Until then, the honest call is neutral. The structural floor is real. The tactical headwinds are also real. Holding is defensible. Adding requires conviction about the ceasefire that we do not yet have.


What to watch

  1. Iran ceasefire (April 21 expiry): Extension or collapse determines whether the energy headwind fades or intensifies. This is silver’s most important near-term variable
  2. April ETF flow data: Whether the $3.6 billion Q1 SLV outflow reverses or accelerates
  3. COMEX registered inventory updates: If inventory falls below 80 million ounces, the physical tightness story intensifies materially
  4. Gold-silver ratio direction: A stabilisation near 64 or compression back toward 58–60 would be bullish. Expansion toward 70+ would confirm the bearish re-rating
  5. Solar industry thrifting data: Any announcements of commercial-scale copper-plated cell production would be structurally negative
  6. China export policy: Any softening of restrictions (unlikely but high-impact)

Conclusion

March was the month where silver’s two personalities — precious metal and industrial commodity — pulled in opposite directions.

As a precious metal, silver should have benefited from geopolitical crisis. It did, briefly, at the start of the month. But the nature of the crisis — an energy shock that raises inflation and delays rate cuts — overwhelmed the safe-haven bid.

As an industrial commodity, silver faced the worst possible environment: higher energy costs for its consumers, an accelerating push to use less of it, and softening manufacturing activity globally.

The result was a 15.9% decline and the tenth consecutive month of range we would characterise as “extraordinary by any normal standard but increasingly routine for silver in 2026.”

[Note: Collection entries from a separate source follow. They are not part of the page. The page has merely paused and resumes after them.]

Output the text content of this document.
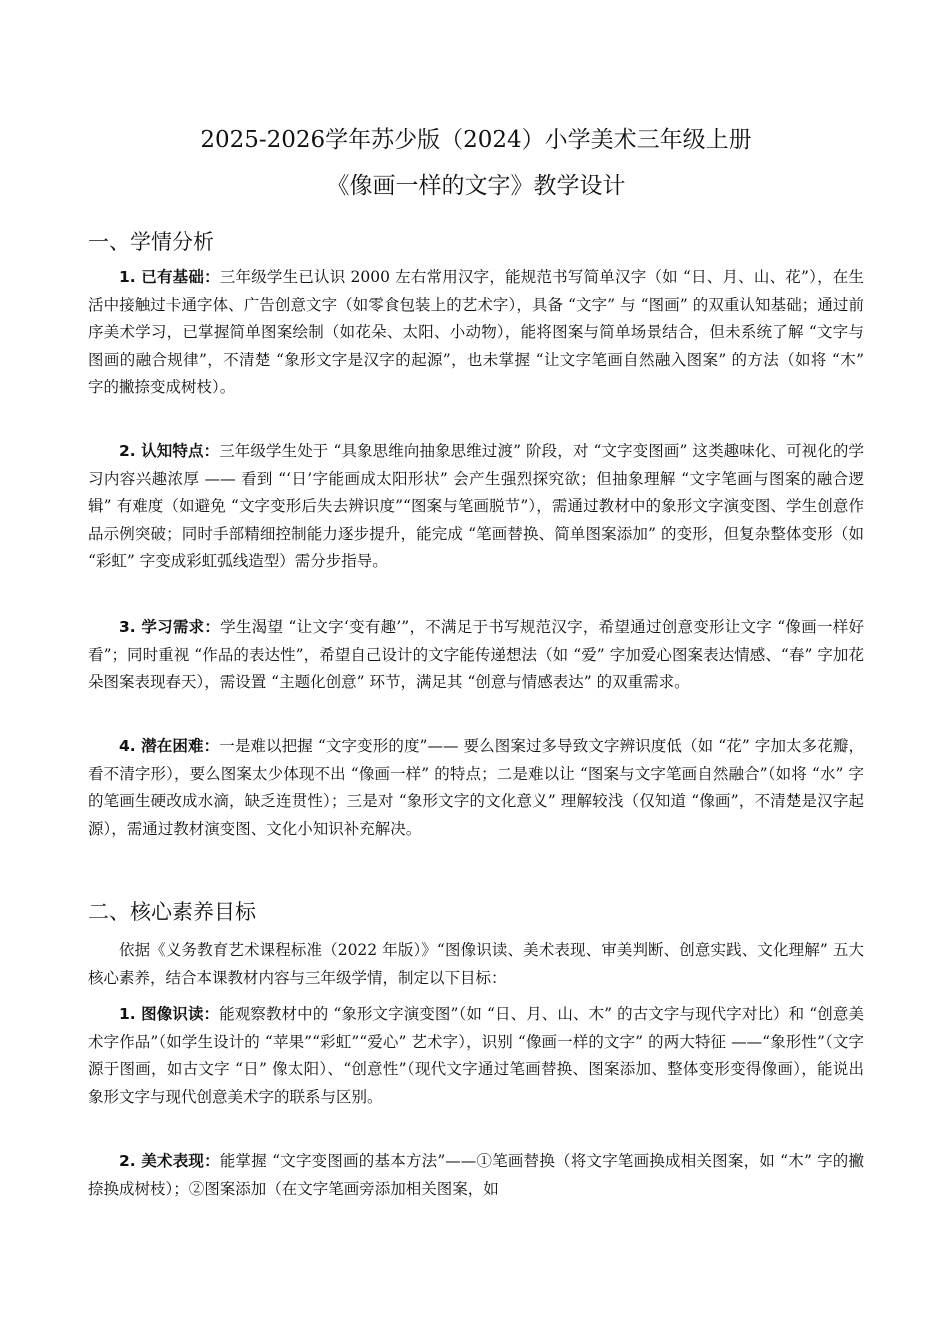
2025-2026学年苏少版（2024）小学美术三年级上册
《像画一样的文字》教学设计
一、学情分析

1. 已有基础：三年级学生已认识 2000 左右常用汉字，能规范书写简单汉字（如 “日、月、山、花”），在生活中接触过卡通字体、广告创意文字（如零食包装上的艺术字），具备 “文字” 与 “图画” 的双重认知基础；通过前序美术学习，已掌握简单图案绘制（如花朵、太阳、小动物），能将图案与简单场景结合，但未系统了解 “文字与图画的融合规律”，不清楚 “象形文字是汉字的起源”，也未掌握 “让文字笔画自然融入图案” 的方法（如将 “木” 字的撇捺变成树枝）。

2. 认知特点：三年级学生处于 “具象思维向抽象思维过渡” 阶段，对 “文字变图画” 这类趣味化、可视化的学习内容兴趣浓厚 —— 看到 “‘日’字能画成太阳形状” 会产生强烈探究欲；但抽象理解 “文字笔画与图案的融合逻辑” 有难度（如避免 “文字变形后失去辨识度”“图案与笔画脱节”），需通过教材中的象形文字演变图、学生创意作品示例突破；同时手部精细控制能力逐步提升，能完成 “笔画替换、简单图案添加” 的变形，但复杂整体变形（如 “彩虹” 字变成彩虹弧线造型）需分步指导。

3. 学习需求：学生渴望 “让文字‘变有趣’”，不满足于书写规范汉字，希望通过创意变形让文字 “像画一样好看”；同时重视 “作品的表达性”，希望自己设计的文字能传递想法（如 “爱” 字加爱心图案表达情感、“春” 字加花朵图案表现春天），需设置 “主题化创意” 环节，满足其 “创意与情感表达” 的双重需求。

4. 潜在困难：一是难以把握 “文字变形的度”—— 要么图案过多导致文字辨识度低（如 “花” 字加太多花瓣，看不清字形），要么图案太少体现不出 “像画一样” 的特点；二是难以让 “图案与文字笔画自然融合”（如将 “水” 字的笔画生硬改成水滴，缺乏连贯性）；三是对 “象形文字的文化意义” 理解较浅（仅知道 “像画”，不清楚是汉字起源），需通过教材演变图、文化小知识补充解决。

二、核心素养目标

依据《义务教育艺术课程标准（2022 年版）》“图像识读、美术表现、审美判断、创意实践、文化理解” 五大核心素养，结合本课教材内容与三年级学情，制定以下目标：

1. 图像识读：能观察教材中的 “象形文字演变图”（如 “日、月、山、木” 的古文字与现代字对比）和 “创意美术字作品”（如学生设计的 “苹果”“彩虹”“爱心” 艺术字），识别 “像画一样的文字” 的两大特征 ——“象形性”（文字源于图画，如古文字 “日” 像太阳）、“创意性”（现代文字通过笔画替换、图案添加、整体变形变得像画），能说出象形文字与现代创意美术字的联系与区别。

2. 美术表现：能掌握 “文字变图画的基本方法”——①笔画替换（将文字笔画换成相关图案，如 “木” 字的撇捺换成树枝）；②图案添加（在文字笔画旁添加相关图案，如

The structural case — supply deficit, COMEX drawdowns, China restrictions, critical mineral status — has not changed. These are multi-year forces that a single month of selling cannot alter. But the tactical case has weakened enough that we cannot responsibly call ourselves bullish until the ceasefire picture clarifies and the ETF flow reversal materialises.

What we can say: silver at $75 is a fundamentally different proposition from silver at $121. The structural floor provided by the deficit and physical tightness makes the risk of a sustained decline below $65 relatively low. The ceiling depends on factors — ceasefire durability, rate-cut timing, thrifting pace — that remain genuinely uncertain.

For investors with existing positions: hold. The structural case supports it. For investors considering new positions: the entry point has improved materially from January. But size appropriately, avoid leverage, and understand that the next move could be $60 or $100 with roughly equal probability. That is not a comfortable statement. It is an honest one.


This is the March 2026 edition of MetalsAlpha: State of Silver. The US-Iran ceasefire remains fragile as of April 9, 2026. Past performance does not guarantee future results. This is not financial advice — we are investors sharing what we have found.

Disclaimer

This report is for informational purposes only and does not constitute financial advice. The information provided is based on publicly available data and our analysis. Past performance does not guarantee future results. Always conduct your own research and consider consulting a qualified financial advisor before making investment decisions.